Courtney Marie Andrews @ Gorilla, Manchester, 22 Apr

The Arizonan singer-songwriter brings a slick but oddly flat set to Manchester on the back of her best record yet

Live Review by Joe Goggins | 25 Apr 2018

Given that Courtney Marie Andrews appears to have taken the long road around to success, it was probably a good job that she started young. She’d yet to turn 18 when her debut full-length Urban Myths was released in 2008, and since then her career has taken an unusual number of twists and turns, from a stint as backing vocalist and keyboardist with fellow Arizonans Jimmy Eat World – a world away from her solo work in musical terms – to a move north from sunny Phoenix to rainy Seattle that provided her a jump-start when she began playing guitar with the sorely underrated Damien Jurado.

It was only when she began to piece the songs together for her breakthrough fifth LP, Honest Life, that her experiences began to line up with the melancholy her music was infused with.
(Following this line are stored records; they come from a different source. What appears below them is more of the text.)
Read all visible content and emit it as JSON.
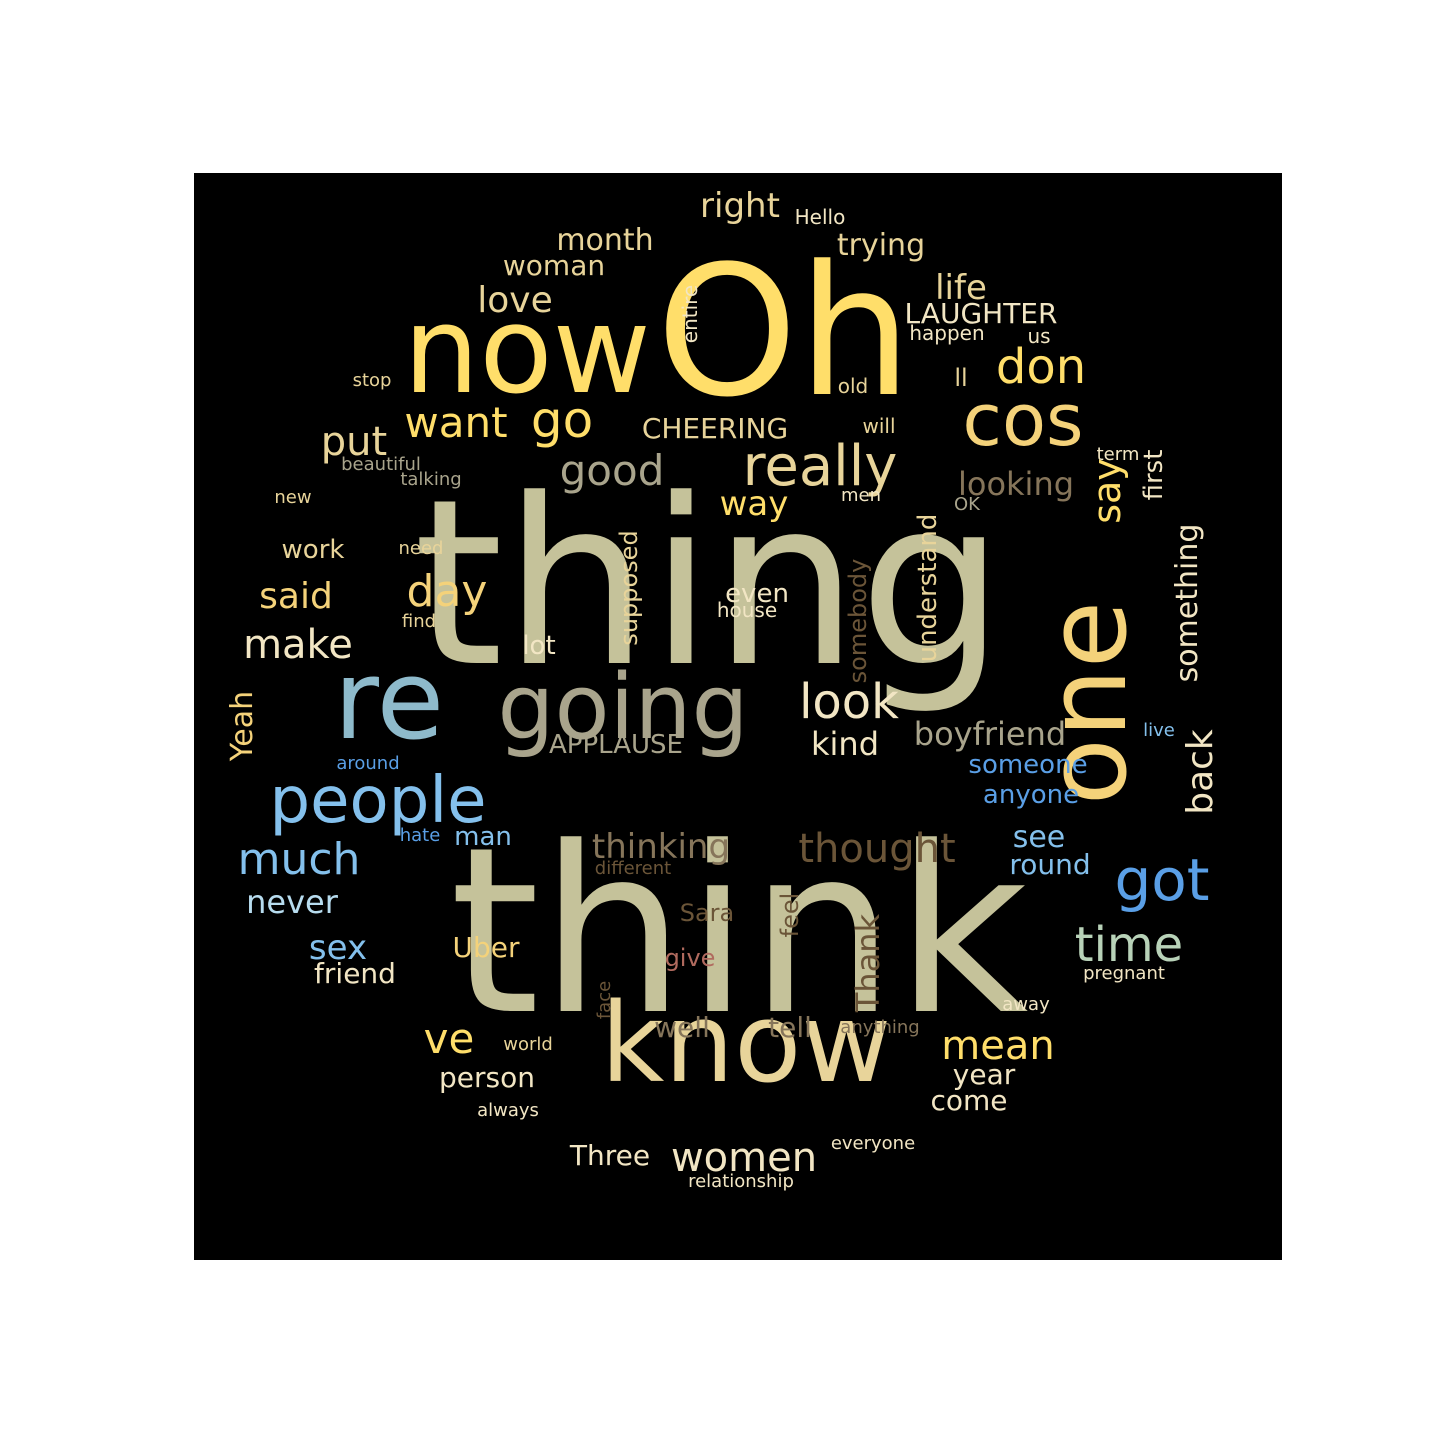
{
  "palette": {
    "background": "#000000",
    "yellow": "#FFDE6A",
    "gold": "#F4D27A",
    "khaki": "#C5C29A",
    "sand": "#E8D49A",
    "cream": "#F2E6C4",
    "grey_tan": "#A9A48C",
    "dark_tan": "#86755A",
    "brown": "#6B5538",
    "steel_blue": "#8EBACB",
    "sky_blue": "#6AAEEB",
    "light_blue": "#84C0EC",
    "mid_blue": "#5A9FE6",
    "pale_blue": "#B7DCEF",
    "sage": "#B8D2B8",
    "rose": "#B06A5E"
  },
  "words": [
    {
      "text": "thing",
      "color": "khaki"
    },
    {
      "text": "think",
      "color": "khaki"
    },
    {
      "text": "Oh",
      "color": "yellow"
    },
    {
      "text": "now",
      "color": "yellow"
    },
    {
      "text": "one",
      "color": "gold"
    },
    {
      "text": "know",
      "color": "sand"
    },
    {
      "text": "re",
      "color": "steel_blue"
    },
    {
      "text": "going",
      "color": "grey_tan"
    },
    {
      "text": "people",
      "color": "light_blue"
    },
    {
      "text": "cos",
      "color": "gold"
    },
    {
      "text": "really",
      "color": "sand"
    },
    {
      "text": "got",
      "color": "mid_blue"
    },
    {
      "text": "go",
      "color": "yellow"
    },
    {
      "text": "want",
      "color": "yellow"
    },
    {
      "text": "don",
      "color": "yellow"
    },
    {
      "text": "good",
      "color": "grey_tan"
    },
    {
      "text": "look",
      "color": "cream"
    },
    {
      "text": "time",
      "color": "sage"
    },
    {
      "text": "much",
      "color": "light_blue"
    },
    {
      "text": "thought",
      "color": "brown"
    },
    {
      "text": "day",
      "color": "gold"
    },
    {
      "text": "put",
      "color": "sand"
    },
    {
      "text": "make",
      "color": "cream"
    },
    {
      "text": "say",
      "color": "yellow"
    },
    {
      "text": "ve",
      "color": "yellow"
    },
    {
      "text": "mean",
      "color": "yellow"
    },
    {
      "text": "women",
      "color": "cream"
    },
    {
      "text": "back",
      "color": "cream"
    },
    {
      "text": "love",
      "color": "sand"
    },
    {
      "text": "said",
      "color": "gold"
    },
    {
      "text": "thinking",
      "color": "dark_tan"
    },
    {
      "text": "looking",
      "color": "dark_tan"
    },
    {
      "text": "way",
      "color": "yellow"
    },
    {
      "text": "boyfriend",
      "color": "grey_tan"
    },
    {
      "text": "kind",
      "color": "cream"
    },
    {
      "text": "sex",
      "color": "light_blue"
    },
    {
      "text": "life",
      "color": "sand"
    },
    {
      "text": "right",
      "color": "sand"
    },
    {
      "text": "month",
      "color": "sand"
    },
    {
      "text": "trying",
      "color": "sand"
    },
    {
      "text": "woman",
      "color": "sand"
    },
    {
      "text": "LAUGHTER",
      "color": "cream"
    },
    {
      "text": "CHEERING",
      "color": "sand"
    },
    {
      "text": "something",
      "color": "cream"
    },
    {
      "text": "Thank",
      "color": "brown"
    },
    {
      "text": "APPLAUSE",
      "color": "grey_tan"
    },
    {
      "text": "Yeah",
      "color": "gold"
    },
    {
      "text": "never",
      "color": "pale_blue"
    },
    {
      "text": "see",
      "color": "light_blue"
    },
    {
      "text": "round",
      "color": "light_blue"
    },
    {
      "text": "person",
      "color": "cream"
    },
    {
      "text": "year",
      "color": "cream"
    },
    {
      "text": "come",
      "color": "cream"
    },
    {
      "text": "Three",
      "color": "cream"
    },
    {
      "text": "well",
      "color": "dark_tan"
    },
    {
      "text": "tell",
      "color": "dark_tan"
    },
    {
      "text": "Uber",
      "color": "gold"
    },
    {
      "text": "friend",
      "color": "cream"
    },
    {
      "text": "work",
      "color": "sand"
    },
    {
      "text": "lot",
      "color": "cream"
    },
    {
      "text": "even",
      "color": "cream"
    },
    {
      "text": "first",
      "color": "cream"
    },
    {
      "text": "someone",
      "color": "mid_blue"
    },
    {
      "text": "anyone",
      "color": "mid_blue"
    },
    {
      "text": "man",
      "color": "light_blue"
    },
    {
      "text": "understand",
      "color": "sand"
    },
    {
      "text": "supposed",
      "color": "sand"
    },
    {
      "text": "somebody",
      "color": "brown"
    },
    {
      "text": "feel",
      "color": "brown"
    },
    {
      "text": "Sara",
      "color": "brown"
    },
    {
      "text": "give",
      "color": "rose"
    },
    {
      "text": "ll",
      "color": "sand"
    },
    {
      "text": "house",
      "color": "cream"
    },
    {
      "text": "Hello",
      "color": "cream"
    },
    {
      "text": "entire",
      "color": "cream"
    },
    {
      "text": "happen",
      "color": "cream"
    },
    {
      "text": "us",
      "color": "cream"
    },
    {
      "text": "stop",
      "color": "sand"
    },
    {
      "text": "old",
      "color": "sand"
    },
    {
      "text": "will",
      "color": "sand"
    },
    {
      "text": "beautiful",
      "color": "grey_tan"
    },
    {
      "text": "talking",
      "color": "grey_tan"
    },
    {
      "text": "term",
      "color": "cream"
    },
    {
      "text": "men",
      "color": "cream"
    },
    {
      "text": "OK",
      "color": "grey_tan"
    },
    {
      "text": "new",
      "color": "sand"
    },
    {
      "text": "need",
      "color": "sand"
    },
    {
      "text": "find",
      "color": "sand"
    },
    {
      "text": "live",
      "color": "light_blue"
    },
    {
      "text": "around",
      "color": "mid_blue"
    },
    {
      "text": "hate",
      "color": "mid_blue"
    },
    {
      "text": "different",
      "color": "brown"
    },
    {
      "text": "pregnant",
      "color": "cream"
    },
    {
      "text": "away",
      "color": "cream"
    },
    {
      "text": "face",
      "color": "brown"
    },
    {
      "text": "anything",
      "color": "dark_tan"
    },
    {
      "text": "world",
      "color": "sand"
    },
    {
      "text": "always",
      "color": "cream"
    },
    {
      "text": "everyone",
      "color": "cream"
    },
    {
      "text": "relationship",
      "color": "cream"
    }
  ]
}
Born out of being both homesick and lovesick, the album met with unanimous rave reviews and she chose to strike while the iron was hot by following it up in quickfire fashion with last month’s outstanding May Your Kindness Remain, a record inspired by the people she met on the road over two years of touring for Honest Life.

Andrews fronts a five-piece band at a not-quite-full Gorilla tonight and sounds every inch like somebody who’s been honing their craft for a decade; the arrangements are slick, the songs tight and, right from opener Long Road Back to You, the mood suitably mellow. What’s missing, though, is the genuine warmth that May Your Kindness Remain is scored through with, both musically (it is a sumptuously produced album) and lyrically. The breezier cuts provide the highlights – particularly How Quickly Your Heart Mends and the soulful Kindness of Strangers – and the title track off her latest album remains a gospel-flecked showstopper.

Perhaps if the true beauty of her records can’t be replicated with the full band, though, her next string of dates should be a proper solo affair – her voice alone would be more than enough to carry the songs.